If you have not done much with steel or a revolver in particular it is a little more difficult and time consuming to do right than one would think. And easier to wreck a nice gun when done wrong or in a hurry. Five hours work when someone knows what they are doing.
If not and you are new to metal and you have a Rodeo a good place to start with little risk of harm is a Birchwood Casey Lead Remover & Polishing Cloth. Taking your gun back down to polished steel will be some effort and time. But the mild abrasives in the cloth won't hurt any thing if the polishing is done by hand.

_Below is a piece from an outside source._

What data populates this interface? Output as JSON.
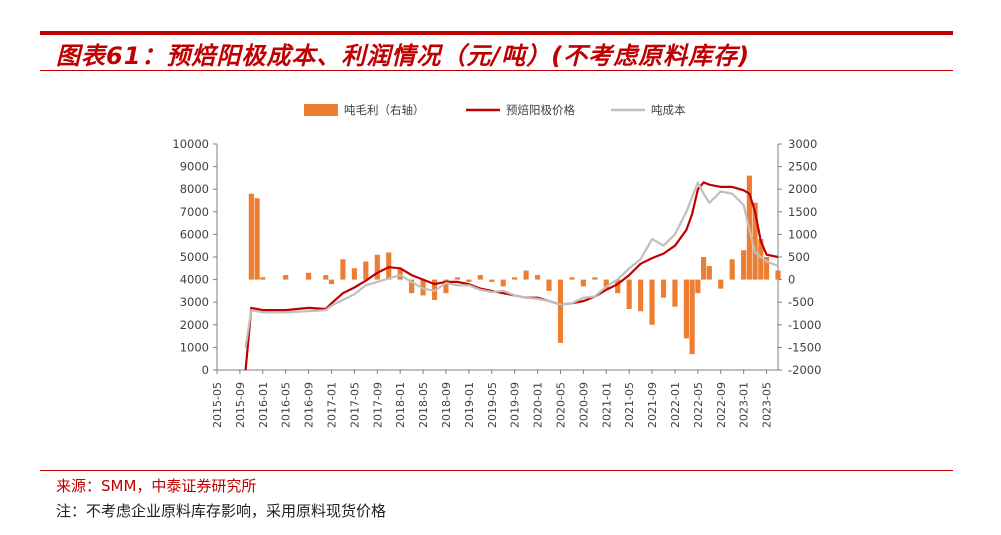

I used the B-C cloth to first antique one of my Rodeos not concerned about polishing for a nice reblue or refinish. Remember blue and color case will hide/cover a multiple of sins in metal work, matte nickel less and bright nickel even less.
first antiqued
then engraved
another pair I antiqued to a lesser extent, leaving some blue, but not the "black gun" Rodeo look. Again done with a B-C cloth, taking about an hour or so per gun, starting with the gun in pieces but always with the
barrel still attached to the frame. I am hoping to eventually have these engraved as well.
And the end result of that amount of polishing....and a "antique blue finish"? I intentionally used a antique blue finish to mast the lack of metal prep/polish on this pair of Rodeos I shoot almost daily. What I didn't do on the metal polish the blueing and engraving cover the majority of it up.